• U.S.

World War: Do Women Fight?

2 minute read
TIME

Last week the Russians made two statements about women in war. One concerned Russian women, and was true. The other concerned German women, and was good propaganda.

Amazons. Broadcasting from Washington, Mme. Constantine Oumansky, wife of the Soviet Ambassador to the U.S., flatly denied that women were fighting in the Red Army. This was no propaganda ghost-laying. All women who are attached to the Red Army are technicians, radio operators, cooks, messengers, engineers, drivers—and are no more formidable than Britain’s ATS, WAAFS and WRENS, who do exactly the same jobs, and who also wear uniforms. There are no female combat privates in the Red Army, Nazi statements to the contrary.

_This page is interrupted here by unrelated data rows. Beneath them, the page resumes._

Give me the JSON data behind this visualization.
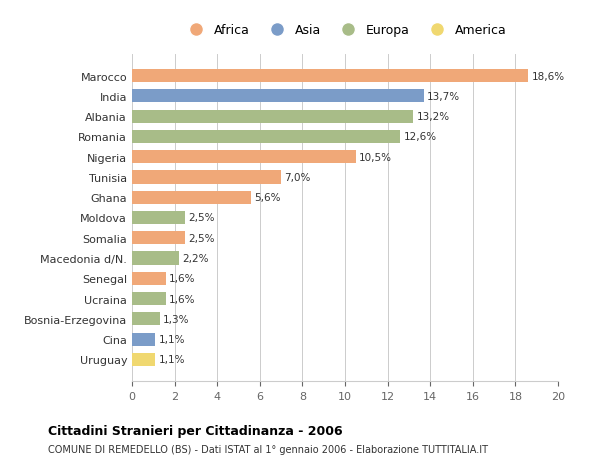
{
  "countries": [
    "Marocco",
    "India",
    "Albania",
    "Romania",
    "Nigeria",
    "Tunisia",
    "Ghana",
    "Moldova",
    "Somalia",
    "Macedonia d/N.",
    "Senegal",
    "Ucraina",
    "Bosnia-Erzegovina",
    "Cina",
    "Uruguay"
  ],
  "values": [
    18.6,
    13.7,
    13.2,
    12.6,
    10.5,
    7.0,
    5.6,
    2.5,
    2.5,
    2.2,
    1.6,
    1.6,
    1.3,
    1.1,
    1.1
  ],
  "continents": [
    "Africa",
    "Asia",
    "Europa",
    "Europa",
    "Africa",
    "Africa",
    "Africa",
    "Europa",
    "Africa",
    "Europa",
    "Africa",
    "Europa",
    "Europa",
    "Asia",
    "America"
  ],
  "colors": {
    "Africa": "#F0A878",
    "Asia": "#7B9CC8",
    "Europa": "#A8BC88",
    "America": "#F0D870"
  },
  "legend_order": [
    "Africa",
    "Asia",
    "Europa",
    "America"
  ],
  "title": "Cittadini Stranieri per Cittadinanza - 2006",
  "subtitle": "COMUNE DI REMEDELLO (BS) - Dati ISTAT al 1° gennaio 2006 - Elaborazione TUTTITALIA.IT",
  "xlim": [
    0,
    20
  ],
  "xticks": [
    0,
    2,
    4,
    6,
    8,
    10,
    12,
    14,
    16,
    18,
    20
  ],
  "bg_color": "#ffffff",
  "grid_color": "#cccccc",
  "bar_height": 0.65
}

A few young women have been admitted as sharpshooters into OSOAVIAKHIM, Russia’s Home Guard. Aside from them, any fire-spitting Amazons captured by the Germans are operating strictly on their own.

Trojan Whores. A Russian dispatch from the front last week said that the Germans, unable to force a crossing of an unnamed river, brought up a large number of prostitutes from Hamburg, undressed them, sent them wading in the river opposite the strongest Russian defenses. Simultaneously, the story went, the Germans tried a crossing at another place. The strong Red Army men, said the dispatch, “were not fooled.”